There are concerns after a “highly unusual” test result saw a woman spend more than three days out in Melbourne while infectious with Covid-19 after she attended a party.
Victoria is in day two of its five-day lockdown with 22 confirmed active cases of community transmission, 16 of which are connected to an outbreak at the Holiday Inn at Melbourne Airport.
One of the positive cases is a woman who worked for Covid-19 Quarantine Victoria (CQV).
As part of her job, she is regularly tested for coronavirus and returned a negative test result on Sunday last week.
However, testing commander Jeroen Weimar said that test result was reviewed on Wednesday and she returned a weak positive.
The woman also attended a private function at a venue in Coburg on February 6.
“There was a staff member there who was not known to be positive at that time who attended that venue, that family event with household members, two household members at least and number of other people,” Mr Weimar said.
“There were 38 in total associated with that extended event. All of those people have been tested and there are a number of positive cases that have come out of that have now been traced back to that event.”

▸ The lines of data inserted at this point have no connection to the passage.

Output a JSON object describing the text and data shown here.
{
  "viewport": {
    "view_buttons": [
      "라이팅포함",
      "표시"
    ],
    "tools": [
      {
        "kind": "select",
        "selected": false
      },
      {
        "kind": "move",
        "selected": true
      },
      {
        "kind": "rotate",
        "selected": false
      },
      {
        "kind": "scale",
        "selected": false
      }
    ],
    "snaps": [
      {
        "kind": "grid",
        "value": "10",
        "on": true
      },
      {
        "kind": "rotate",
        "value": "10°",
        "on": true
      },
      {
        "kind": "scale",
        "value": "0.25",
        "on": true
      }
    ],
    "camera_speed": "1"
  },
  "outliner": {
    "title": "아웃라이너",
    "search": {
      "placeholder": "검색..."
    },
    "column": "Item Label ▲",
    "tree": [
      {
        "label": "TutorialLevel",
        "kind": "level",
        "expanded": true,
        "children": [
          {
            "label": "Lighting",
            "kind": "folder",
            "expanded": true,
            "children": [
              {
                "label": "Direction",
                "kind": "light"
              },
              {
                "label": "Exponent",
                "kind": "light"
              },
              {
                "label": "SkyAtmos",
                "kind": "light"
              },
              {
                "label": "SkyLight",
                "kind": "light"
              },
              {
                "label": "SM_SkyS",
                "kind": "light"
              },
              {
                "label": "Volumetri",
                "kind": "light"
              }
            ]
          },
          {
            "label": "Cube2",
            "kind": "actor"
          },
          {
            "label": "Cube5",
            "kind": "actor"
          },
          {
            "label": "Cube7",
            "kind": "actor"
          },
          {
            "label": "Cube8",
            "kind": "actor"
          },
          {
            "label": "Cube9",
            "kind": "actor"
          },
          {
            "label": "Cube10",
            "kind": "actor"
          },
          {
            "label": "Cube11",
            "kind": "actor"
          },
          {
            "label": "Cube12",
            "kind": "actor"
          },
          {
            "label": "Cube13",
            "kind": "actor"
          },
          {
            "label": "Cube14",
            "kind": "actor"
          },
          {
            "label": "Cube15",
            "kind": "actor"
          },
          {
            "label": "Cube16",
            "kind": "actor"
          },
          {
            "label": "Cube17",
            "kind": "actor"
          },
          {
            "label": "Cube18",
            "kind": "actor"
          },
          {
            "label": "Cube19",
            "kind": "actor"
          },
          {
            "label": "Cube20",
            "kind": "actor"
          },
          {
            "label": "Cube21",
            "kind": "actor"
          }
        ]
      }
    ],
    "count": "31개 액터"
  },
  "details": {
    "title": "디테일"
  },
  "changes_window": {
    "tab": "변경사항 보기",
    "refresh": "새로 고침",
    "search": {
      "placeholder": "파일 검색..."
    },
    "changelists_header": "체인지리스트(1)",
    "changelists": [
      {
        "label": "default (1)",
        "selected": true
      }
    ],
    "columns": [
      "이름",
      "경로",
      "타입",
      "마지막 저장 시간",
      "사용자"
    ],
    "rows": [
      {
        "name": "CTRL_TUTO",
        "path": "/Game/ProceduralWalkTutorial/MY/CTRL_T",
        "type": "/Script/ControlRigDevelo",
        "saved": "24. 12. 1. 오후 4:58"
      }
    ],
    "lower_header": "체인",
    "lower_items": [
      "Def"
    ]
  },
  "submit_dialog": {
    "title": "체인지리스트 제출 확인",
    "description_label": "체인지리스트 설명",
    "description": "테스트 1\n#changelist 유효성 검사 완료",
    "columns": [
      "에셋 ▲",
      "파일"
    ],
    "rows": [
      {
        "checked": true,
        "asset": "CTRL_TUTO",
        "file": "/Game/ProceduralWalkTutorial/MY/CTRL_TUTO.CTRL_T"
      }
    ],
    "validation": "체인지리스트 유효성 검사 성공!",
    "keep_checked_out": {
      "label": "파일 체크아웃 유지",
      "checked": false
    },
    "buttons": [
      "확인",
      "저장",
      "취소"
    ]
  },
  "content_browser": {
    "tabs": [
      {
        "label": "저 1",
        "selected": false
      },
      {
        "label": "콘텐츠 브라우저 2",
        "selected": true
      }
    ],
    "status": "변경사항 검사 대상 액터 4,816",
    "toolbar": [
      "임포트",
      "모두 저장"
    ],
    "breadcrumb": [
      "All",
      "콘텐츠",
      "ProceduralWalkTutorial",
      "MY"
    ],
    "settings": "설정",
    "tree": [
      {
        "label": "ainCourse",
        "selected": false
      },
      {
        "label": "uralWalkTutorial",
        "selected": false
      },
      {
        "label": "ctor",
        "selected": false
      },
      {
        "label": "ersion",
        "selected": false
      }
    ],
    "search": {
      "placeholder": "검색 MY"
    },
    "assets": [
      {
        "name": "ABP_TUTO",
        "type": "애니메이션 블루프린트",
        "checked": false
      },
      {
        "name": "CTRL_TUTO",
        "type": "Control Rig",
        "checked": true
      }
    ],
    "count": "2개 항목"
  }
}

Mr Weimar added the positive tests included the woman, her housemate and a child aged 3.
The child’s mother has also returned three different test results in the past 24 hours.
“Serology is being done and we will work out over the next few hours exactly where this individual stands,” Mr Weimar said.
He said the CQV worker was likely a positive case on February 6 and 7 after contracting the virus on either February 3 or 4.
“The genomics is clear that it is all part of the same strain and comes back to the individual index cases we've talked about in the hotel,” he said.
False negative Covid tests are rare, CHO says
Chief Health Officer Brett Sutton said cases of false positives or negatives were rare.
“It is highly unusual to get a negative test on someone who was later found to be positive and, in fact, transmitted to other people,” Professor Sutton said.
“To be a weak positive but to pass on to others is unusual.
“But we have to be agile in our response and understand that that was a transmission event, and wrap the public health response around everyone who was there.”
When pressed about a delay in contacting the quarantine worker, Prof Sutton said: “What do you expect us to do?
“We do not have exposure sites for people who return negative tests.
“All we can do is remain alert to any other result that comes through, to investigate those results, to find out how transmission might have occurred and to wrap the public health response around those close contacts which is exactly what we've done.”